Owners of primary residences will learn whether they also must pay annual rate increases of 20 percent for five years once new flood zone maps are approved next year.
Officials in coastal communities are trying to decipher preliminary flood-zone maps now. “So far, nobody can figure it out,” Ocean Ridge Town Manager Ken Schenck said.
Dick Tomasello, an engineer hired by the county to compare old and new flood maps along the coast, said many oceanfront homes have been moved into the highest-risk zone. Flood insurance rates will reflect damage that might occur in a hurricane if sea walls and sand dunes are washed away.
“The entire coast shows that the zone has moved inland,” Tomasello said. “Flood insurance is going to be more expensive.”
The Palm Beach County League of Cities has assembled a team of engineers to dispute what executive director Richard Radcliffe described as “grave inaccuracies” in preliminary new maps.
“Until those challenges are laid to rest, the town of Gulf Stream is not able to accurately comment on the effect of the revised flood maps,” Town Manager William Thrasher said.
Manalapan Mayor David Cheifetz said his town also is reviewing the maps to determine the impact.
Congress passed the insurance reforms last year to reduce a $20 billion debt in the program caused by Hurricane Katrina in 2005. Hurricane Sandy increased the debt.
The reforms target older homes built at lower elevations before the original flood zone maps were drawn 30 years ago. Newer construction has been built at higher elevations.
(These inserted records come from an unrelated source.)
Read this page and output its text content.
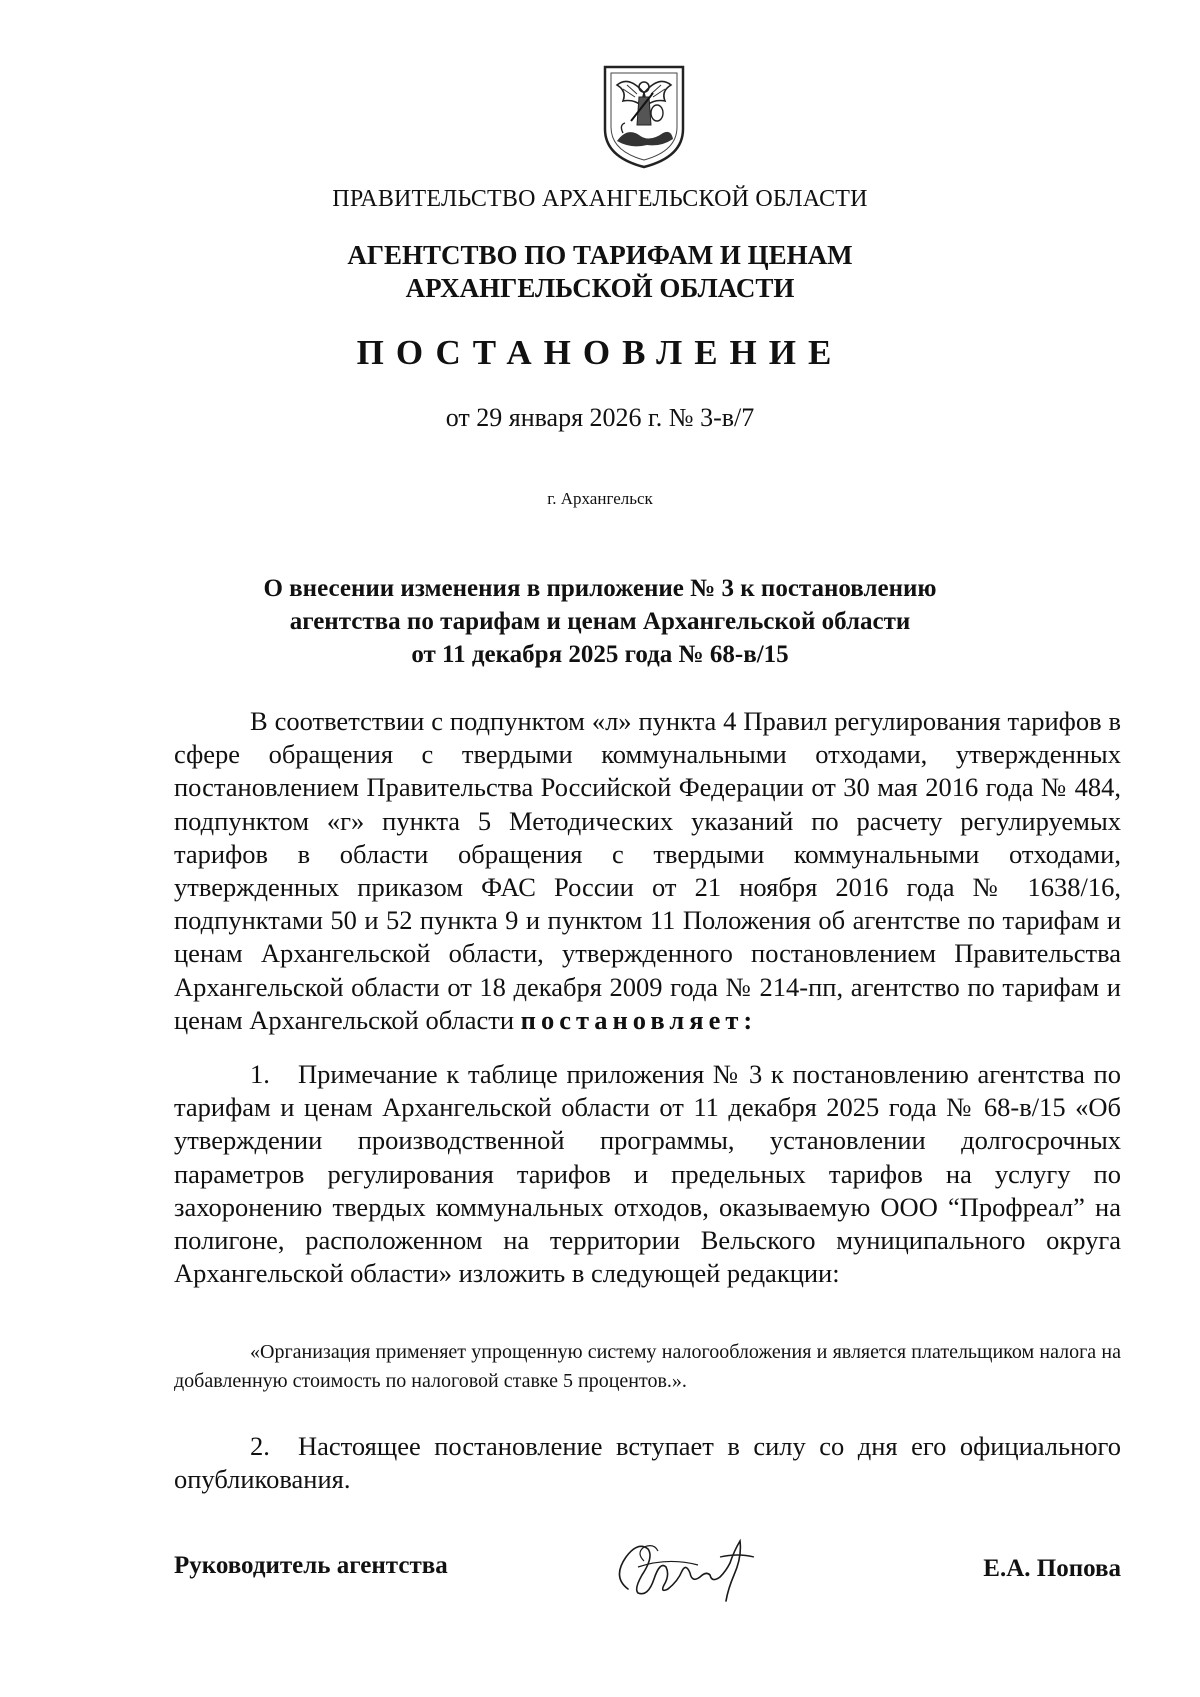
ПРАВИТЕЛЬСТВО АРХАНГЕЛЬСКОЙ ОБЛАСТИ
АГЕНТСТВО ПО ТАРИФАМ И ЦЕНАМ
АРХАНГЕЛЬСКОЙ ОБЛАСТИ
ПОСТАНОВЛЕНИЕ
от 29 января 2026 г. № 3-в/7
г. Архангельск
О внесении изменения в приложение № 3 к постановлению
агентства по тарифам и ценам Архангельской области
от 11 декабря 2025 года № 68-в/15

В соответствии с подпунктом «л» пункта 4 Правил регулирования тарифов в сфере обращения с твердыми коммунальными отходами, утвержденных постановлением Правительства Российской Федерации от 30 мая 2016 года № 484, подпунктом «г» пункта 5 Методических указаний по расчету регулируемых тарифов в области обращения с твердыми коммунальными отходами, утвержденных приказом ФАС России от 21 ноября 2016 года № 1638/16, подпунктами 50 и 52 пункта 9 и пунктом 11 Положения об агентстве по тарифам и ценам Архангельской области, утвержденного постановлением Правительства Архангельской области от 18 декабря 2009 года № 214-пп, агентство по тарифам и ценам Архангельской области постановляет:

1. Примечание к таблице приложения № 3 к постановлению агентства по тарифам и ценам Архангельской области от 11 декабря 2025 года № 68-в/15 «Об утверждении производственной программы, установлении долгосрочных параметров регулирования тарифов и предельных тарифов на услугу по захоронению твердых коммунальных отходов, оказываемую ООО “Профреал” на полигоне, расположенном на территории Вельского муниципального округа Архангельской области» изложить в следующей редакции:

«Организация применяет упрощенную систему налогообложения и является плательщиком налога на добавленную стоимость по налоговой ставке 5 процентов.».

2. Настоящее постановление вступает в силу со дня его официального опубликования.

Руководитель агентства	Е.А. Попова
Mortgage lenders require flood insurance if a property is within a high-risk flood zone. The policies pay a maximum $250,000 loss.
Gov. Rick Scott warned last month that real estate sales could be hampered in parts of Florida because of the higher insurance rates.
“In cases where new maps move a property into a flood zone, homeowners may find it impossible to sell their properties to a new owner who will be shocked with the massive premium increases required to secure a mortgage,” Scott wrote Florida’s two U.S. senators.
Sen. Bill Nelson agreed in a letter to other senators. “The national flood insurance won’t do much good if it turns out folks cannot afford the coverage,” Nelson wrote.